At first, deep in the sway of the incredible writing done by each of these practiced community artists, I was simply agreeing with whoever's pages I was devouring at the moment. At the very beginning of her book, New Creative Community: The Art of Cultural Development, Goldbard addresses this issue in a section titled "Naming the Practice." She identifies five current terms: community arts, community animation, community-based arts, cultural work, and participatory arts projects. (Her term, Community Cultural Development, she files under this last heading.)
Goldbard chooses not to use Community Art as her key term because it can be, and has been, also "used to describe conventional arts activity based in a municipality" pg 21. Personally, although unlike Goldbard I have barely dipped a toe into this fantastic arena, this association doesn't bother me. This may be because I am approaching the field from the background of visual art and willingly associate myself with "conventional arts activity," or it could just be because I am unseasoned. I'd prefer to think that my conclusions are based on the former, but only time will tell.

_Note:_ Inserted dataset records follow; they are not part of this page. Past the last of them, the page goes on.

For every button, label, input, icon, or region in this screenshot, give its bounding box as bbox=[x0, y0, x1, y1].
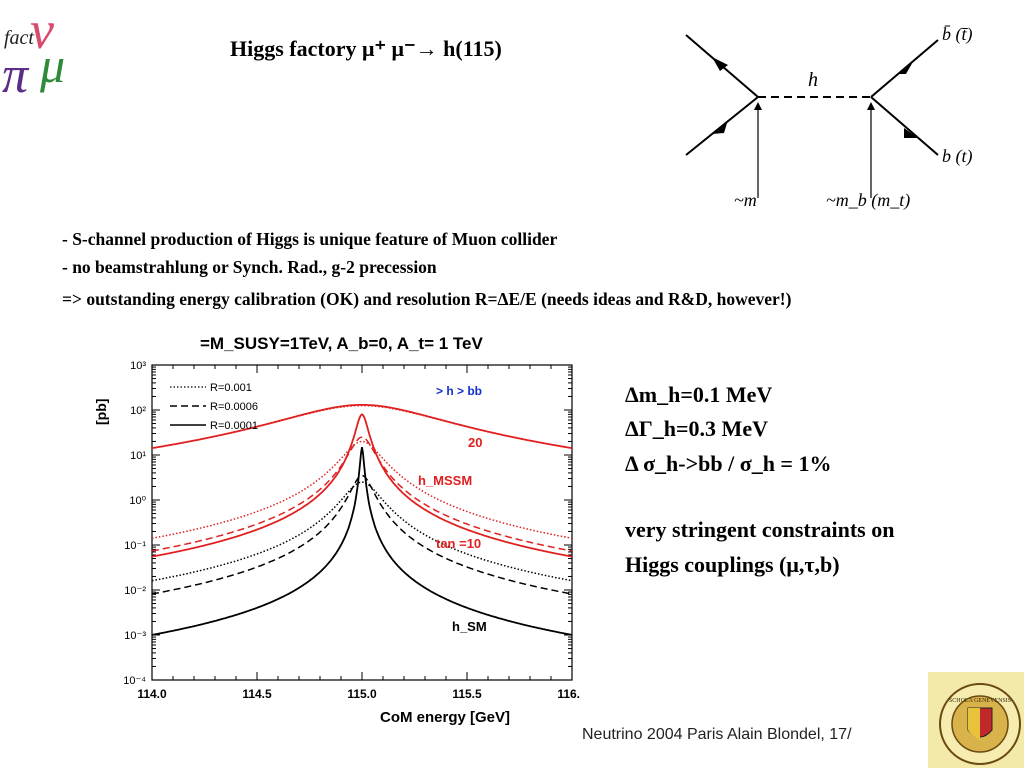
y-tick-label: 10³ bbox=[130, 360, 146, 372]
bullet-beamstrahlung: - no beamstrahlung or Synch. Rad., g-2 p… bbox=[62, 257, 437, 277]
logo-pi-letter: π bbox=[2, 47, 30, 100]
bullet-energy-calibration: => outstanding energy calibration (OK) a… bbox=[62, 289, 792, 309]
arrow-head-bottom-left bbox=[712, 120, 728, 134]
coupling-arrow-right-head bbox=[867, 102, 875, 110]
slide-title: Higgs factory μ⁺ μ⁻→ h(115) bbox=[230, 36, 502, 62]
y-tick-labels: 10⁻⁴ 10⁻³ 10⁻² 10⁻¹ 10⁰ 10¹ 10² 10³ bbox=[123, 360, 146, 687]
legend-label-r2: R=0.0006 bbox=[210, 401, 258, 413]
annotation-tanb20: 20 bbox=[468, 435, 482, 450]
result-branching-text: Δ σ_h->bb / σ_h = 1% bbox=[625, 451, 832, 476]
coupling-left-label: ~m bbox=[734, 190, 757, 210]
y-axis-label: [pb] bbox=[93, 399, 109, 425]
result-width-resolution: ΔΓ_h=0.3 MeV bbox=[625, 416, 768, 442]
seal-shield-eagle-half bbox=[968, 708, 980, 740]
conclusion-line-2: Higgs couplings (μ,τ,b) bbox=[625, 552, 840, 577]
title-particles: μ⁺ μ⁻→ h(115) bbox=[361, 36, 502, 61]
curve-tan10-R0.0006 bbox=[151, 436, 573, 552]
curve-tan10-R0.0001 bbox=[151, 413, 573, 558]
result-branching-resolution: Δ σ_h->bb / σ_h = 1% bbox=[625, 451, 831, 477]
x-axis-label: CoM energy [GeV] bbox=[380, 709, 510, 726]
coupling-right-label: ~m_b (m_t) bbox=[826, 190, 910, 211]
arrow-head-bottom-right bbox=[904, 128, 918, 138]
logo-mu-letter: μ bbox=[39, 37, 65, 93]
conclusion-line-1: very stringent constraints on bbox=[625, 517, 895, 542]
title-prefix: Higgs factory bbox=[230, 36, 362, 61]
legend-label-r1: R=0.001 bbox=[210, 382, 252, 394]
cross-section-plot: =M_SUSY=1TeV, A_b=0, A_t= 1 TeV 114.0 114… bbox=[93, 334, 580, 726]
curve-tan20-R0.0001 bbox=[151, 404, 573, 450]
outgoing-top-label: b̄ (t̄) bbox=[942, 24, 973, 45]
legend-label-r3: R=0.0001 bbox=[210, 420, 258, 432]
slide-footer: Neutrino 2004 Paris Alain Blondel, 17/ bbox=[582, 726, 852, 743]
y-tick-label: 10⁰ bbox=[129, 495, 146, 507]
coupling-arrow-left-head bbox=[754, 102, 762, 110]
y-tick-label: 10⁻³ bbox=[124, 630, 146, 642]
plot-title: =M_SUSY=1TeV, A_b=0, A_t= 1 TeV bbox=[200, 334, 484, 353]
logo-nu-letter: ν bbox=[30, 0, 54, 60]
y-tick-label: 10⁻¹ bbox=[124, 540, 146, 552]
feynman-diagram: h b̄ (t̄) b (t) ~m ~m_b (m_t) bbox=[685, 24, 973, 211]
bullet-s-channel: - S-channel production of Higgs is uniqu… bbox=[62, 229, 558, 249]
outgoing-bottom-label: b (t) bbox=[942, 146, 973, 167]
x-tick-label: 114.0 bbox=[137, 687, 167, 701]
plot-legend: R=0.001 R=0.0006 R=0.0001 bbox=[170, 382, 258, 432]
x-tick-label: 115.0 bbox=[347, 687, 377, 701]
annotation-hmssm: h_MSSM bbox=[418, 473, 472, 488]
result-mass-text: Δm_h=0.1 MeV bbox=[625, 382, 773, 407]
plot-curves bbox=[151, 404, 573, 636]
y-tick-label: 10⁻⁴ bbox=[123, 675, 146, 687]
x-tick-label: 115.5 bbox=[452, 687, 482, 701]
annotation-decay: > h > bb bbox=[436, 384, 482, 398]
annotation-tanb10: tan =10 bbox=[436, 536, 481, 551]
propagator-label: h bbox=[808, 69, 818, 91]
university-seal: SCHOLA GENEVENSIS bbox=[928, 672, 1024, 768]
arrow-head-top-left bbox=[712, 57, 728, 71]
plot-ticks bbox=[151, 364, 573, 681]
curve-tan10-R0.001 bbox=[151, 440, 573, 540]
x-tick-label: 116.0 bbox=[557, 687, 580, 701]
x-tick-labels: 114.0 114.5 115.0 115.5 116.0 bbox=[137, 687, 580, 701]
arrow-head-top-right bbox=[898, 60, 914, 74]
y-tick-label: 10⁻² bbox=[124, 585, 146, 597]
curve-hSM-R0.001 bbox=[151, 481, 573, 582]
result-mass-resolution: Δm_h=0.1 MeV bbox=[625, 382, 772, 408]
curve-hSM-R0.0001 bbox=[151, 446, 573, 636]
outgoing-quark-line bbox=[870, 96, 939, 156]
result-width-text: ΔΓ_h=0.3 MeV bbox=[625, 416, 768, 441]
logo-caption: fact bbox=[4, 27, 34, 49]
y-tick-label: 10² bbox=[130, 405, 146, 417]
annotation-hsm: h_SM bbox=[452, 619, 487, 634]
curve-hSM-R0.0006 bbox=[151, 474, 573, 595]
factory-logo: ν fact π μ bbox=[2, 0, 65, 100]
y-tick-label: 10¹ bbox=[130, 450, 146, 462]
x-tick-label: 114.5 bbox=[242, 687, 272, 701]
seal-text: SCHOLA GENEVENSIS bbox=[949, 698, 1011, 704]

Whatever the reason, despite my early infatuation with these authors terms, the more I read the more I feel that sticking with Community Art is most appropriate for me. There's something to be said about simplicity. Even though it may not be as encompassing or accurate, Community Art is a more accessible term than something like creative community building. While the term still needs to be explained, its more immediate. What is community Art? It's art that takes place within and around the community.
For overly intellectual, abstract and theoretical thinkers (or for people pursuing graduate studies) this definition isn't enough - that premise indeed is the base of this blog. Defining a term with its components? That's not deep thinking! But for work within a community, its the right amount of thinking. (Not to say that general community members aren't or wouldn't be interested in the wonderful thinking put into the other terms). Anyone interested can delve into the more specific terms, but Community Art allows the people to take the term, field, and all that goes along with it at face value.
This is all, of course, personal opinion and interpretation coming from someone who considers herself an artist. Going from an artist to a community artist seems much more manageable than becoming a creative community builder or a community cultural developer. It also keeps the person more accepting, accessible and approachable. I'd be much more interested in talking to a Community Artist than a Community Cultural Developer, wouldn't you?